Bartley also identified these trends in how data is gathered and analyzed: 

  • More people are consuming more data in more ways
  • Quality is becoming more important than volume
  • Large organizations report more data sharing outside company walls
  • More chief data officers join the executive team

Data experts said that the number of data consumers in their organizations is increasing steadily and 73% said that even more humans and machines will need access to data over the next 24 months.

SEE: The state of data scientists: Overwhelmed and underfunded (TechRepublic) 

People are using a wider variety of tools to consume data as well, according to the survey, including:

  • Self-service visualization
  • Self-service data prep
  • Data science tools and platforms
  • Internal data marketplaces

Also, 90% of survey respondents said data quality and trust would become more important than data quantity over the next 24 months.

About a year ago, 451 Research conducted a similar survey and found that only 41% of survey respondents had a chief data officer on the team.
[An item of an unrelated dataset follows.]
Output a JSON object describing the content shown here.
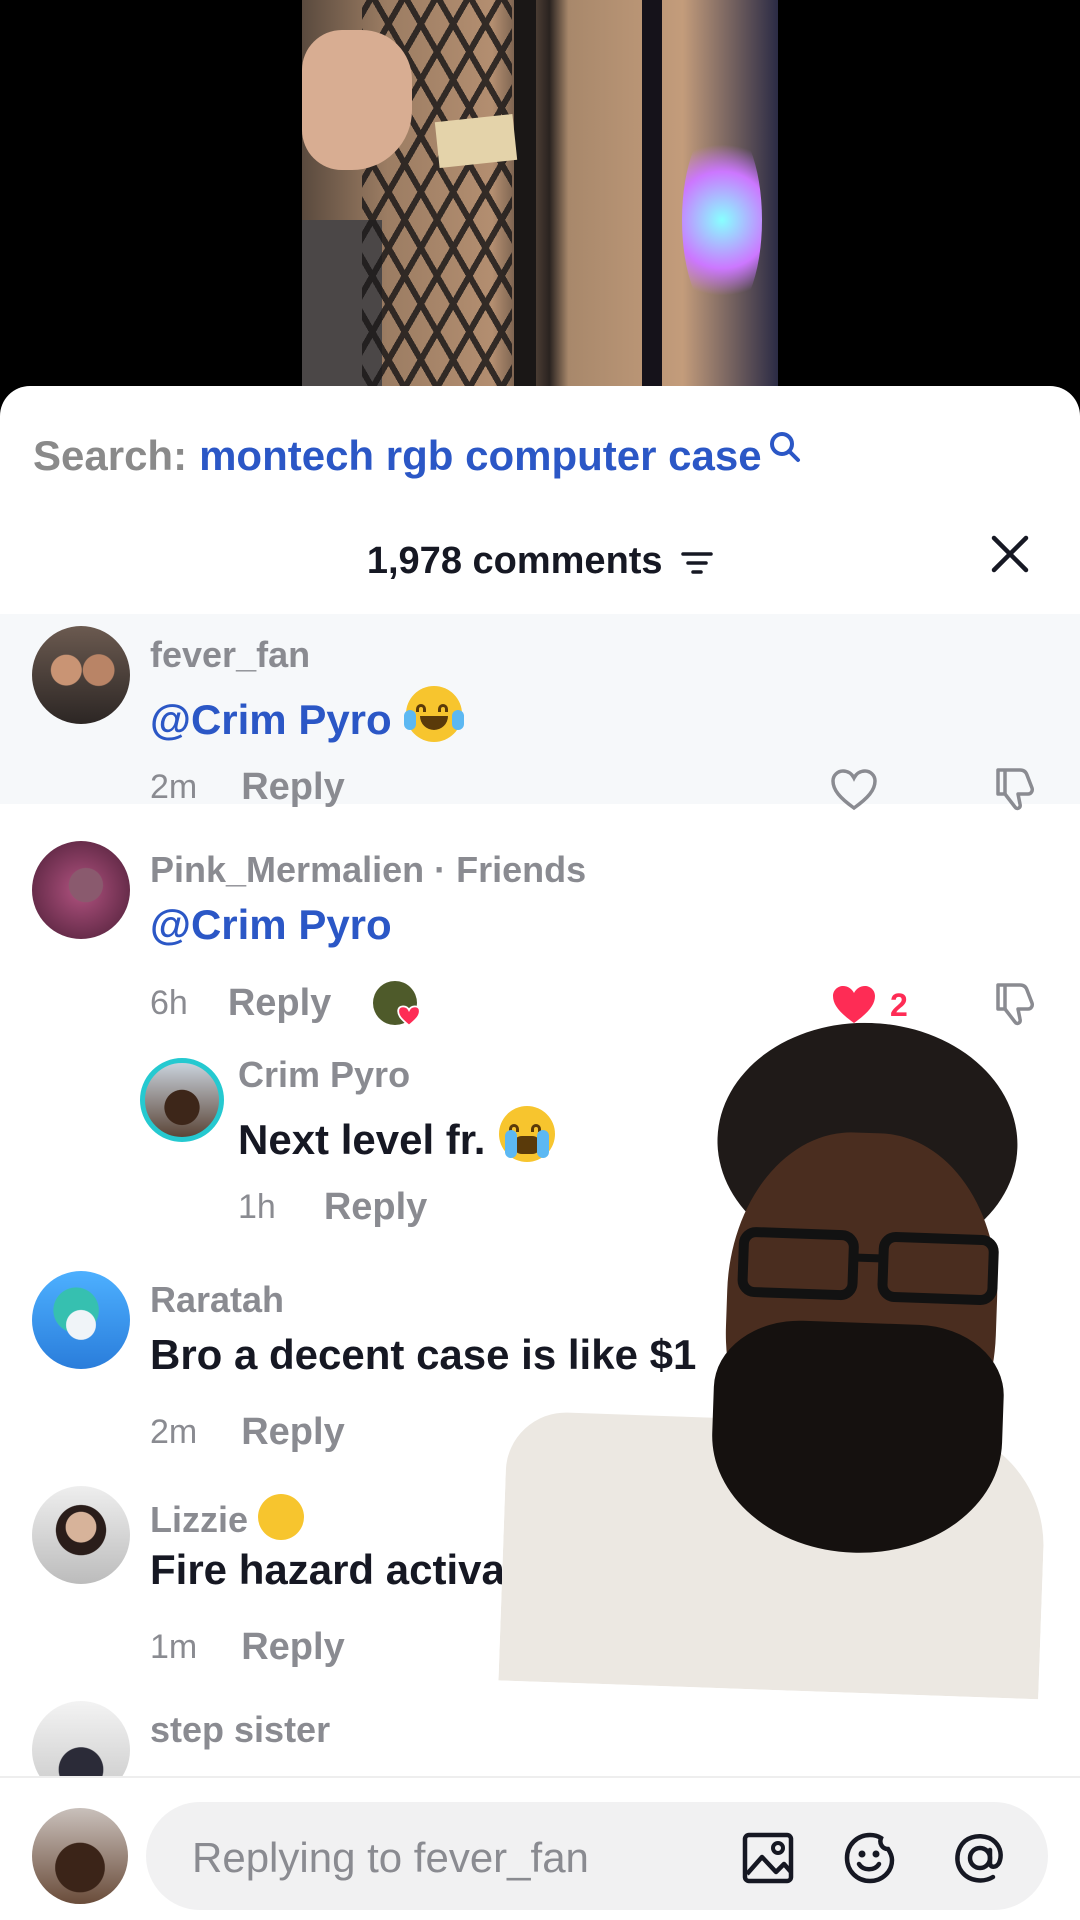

That number is now 60% with most CDOs reporting to the CEO (50%) followed by the chief technology officer (30%) and chief information officer (18%).  

Weaknesses in the data supply chain

For people supplying the data to feed the ravenous enterprise demands, 29% list "not enough automation" as a key pain point. For people consuming the data, 37% reported that technology-based bottlenecks were due to lack of product automation.

The increase in streaming and real-time data sources is another challenge to the data supply chain. The survey authors found that data is typically available at "point-in-time" rather than in real-time, which limits its usefulness in agile decision-making.

Just over half of all survey respondents either somewhat or completely agree that data is often stale or out-of-date by the time it is consumed or analyzed. The report authors conclude that lack of automation in the management and synthesis of data sources can hinder the availability of timely datasets.

DataOps is still a teenager

DataOps is in the early days for a majority of companies, according to the survey:

  • Emerging: 42%
  • Accelerated: 31%
  • Nascent: 12%
  • Optimized: 10%
  • No strategy: 5%

Companies in the emerging group have a DataOps strategy defined but not fully operationalized while the accelerated group's data strategy is delivering value. 

Bartley recommends that companies prioritize automation and scalability in addition to investing in people, process and technology to speed up the DataOps transformation.